回到寝室,室友还没回来。她放下东西,没有开大灯,只拧亮了书桌上的台灯。暖黄的光晕洒下一小片安静的区域。她先是小心翼翼地从口袋里掏出那张被攥得有些发潮的明信片,放在灯下。深蓝色的卡纸上,银色的星座线条安静地闪烁着,那行小字清晰依旧:“你看不见的轨道,是我围绕你旋转的证明。”
她看了很久,然后翻到背面,拿出笔,在空白处,很慢地,写下了今天的日期。笔尖停顿了一下,又写下两个字:
“遗言。”
然后,她把这张明信片,夹进了那个记录着“菌子锅沸腾如小型的、温暖的火山”的灵感本里,和那些零碎的、关于味道、星光和“不断死去的现在”的句子放在一起。
做完这一切,她才起身,从打包袋里拿出那个装着汽锅鸡的盒子。

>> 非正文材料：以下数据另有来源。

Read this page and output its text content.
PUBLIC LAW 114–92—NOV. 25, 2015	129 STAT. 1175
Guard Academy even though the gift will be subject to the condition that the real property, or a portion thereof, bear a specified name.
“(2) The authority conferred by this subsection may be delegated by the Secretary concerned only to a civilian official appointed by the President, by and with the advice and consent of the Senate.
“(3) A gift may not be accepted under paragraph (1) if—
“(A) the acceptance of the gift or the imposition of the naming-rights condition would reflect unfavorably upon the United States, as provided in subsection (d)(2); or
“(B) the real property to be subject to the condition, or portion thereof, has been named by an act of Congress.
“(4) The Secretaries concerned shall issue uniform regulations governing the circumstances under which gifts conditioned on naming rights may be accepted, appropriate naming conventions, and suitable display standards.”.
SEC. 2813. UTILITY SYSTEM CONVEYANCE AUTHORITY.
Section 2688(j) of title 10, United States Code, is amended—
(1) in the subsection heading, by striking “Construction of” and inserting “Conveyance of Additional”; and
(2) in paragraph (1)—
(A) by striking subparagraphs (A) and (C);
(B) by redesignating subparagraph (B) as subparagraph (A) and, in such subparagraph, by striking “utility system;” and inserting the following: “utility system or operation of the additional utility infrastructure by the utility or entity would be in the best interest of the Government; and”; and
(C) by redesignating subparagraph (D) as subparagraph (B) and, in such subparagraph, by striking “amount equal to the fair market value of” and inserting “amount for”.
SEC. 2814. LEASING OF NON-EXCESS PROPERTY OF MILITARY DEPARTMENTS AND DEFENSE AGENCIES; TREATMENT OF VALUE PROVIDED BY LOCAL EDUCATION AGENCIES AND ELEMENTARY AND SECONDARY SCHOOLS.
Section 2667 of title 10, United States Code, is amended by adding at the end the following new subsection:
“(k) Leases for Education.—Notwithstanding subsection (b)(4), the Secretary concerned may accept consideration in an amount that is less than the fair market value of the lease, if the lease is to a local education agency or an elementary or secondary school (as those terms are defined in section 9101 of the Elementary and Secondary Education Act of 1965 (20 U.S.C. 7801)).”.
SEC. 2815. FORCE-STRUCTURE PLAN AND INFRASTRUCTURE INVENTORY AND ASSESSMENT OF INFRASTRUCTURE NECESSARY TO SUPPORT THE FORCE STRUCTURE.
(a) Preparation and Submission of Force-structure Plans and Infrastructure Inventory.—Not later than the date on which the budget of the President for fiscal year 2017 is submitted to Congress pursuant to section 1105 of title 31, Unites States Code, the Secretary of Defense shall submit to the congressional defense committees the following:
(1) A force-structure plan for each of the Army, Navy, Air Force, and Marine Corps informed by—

打开,清亮的汤已经凝上了一层薄薄的、金黄色的油冻。她把盒子凑到鼻子前,深深地吸了一口气。还是那纯粹的、极致的鲜。但似乎,又多了点什么。多了夜色,多了风声,多了那句“至少,还能听见”,多了那个替她拉上衣领的、带着微凉指尖的触感。
她把盒子重新盖好,放进小冰箱。然后走到穿衣镜前,看着镜中的自己。脸颊还带着未褪尽的红晕,眼睛亮得有些过分。她抬手,轻轻握住胸前的拉长石吊坠。冰凉的石头贴着温热的掌心,那些“梦话”般的星光,在她指间安静地流淌。
然后,她解开扣子,把项链摘下来,放在掌心。吊坠在台灯的光线下,那些银白色的、星云般的晕彩缓缓流转,深邃得像是把整个微缩的宇宙都封存在了这方寸之间。她看了很久,然后把它紧紧握在手心,贴在胸口。
那里,心跳依旧有些快,但已经平稳了许多。一下,一下,坚定地,敲击着她的掌心,和掌心里那枚沉睡的、说着古老梦话的石头。
窗外的城市依旧灯火通明,但那些喧嚣似乎都被挡在了这小小的、温暖的、充满了菌子余味的房间之外。只有心跳声,和掌心里那片星河的、无声的流转。
夏小晴闭上眼,嘴角不自觉地,向上弯起一个柔软的弧度。
至少,还能听见。
她想。那些遗言,那些梦话,那些“不断死去的现在”,至少,她听见了。而且,似乎,也开始懂得如何去倾听了。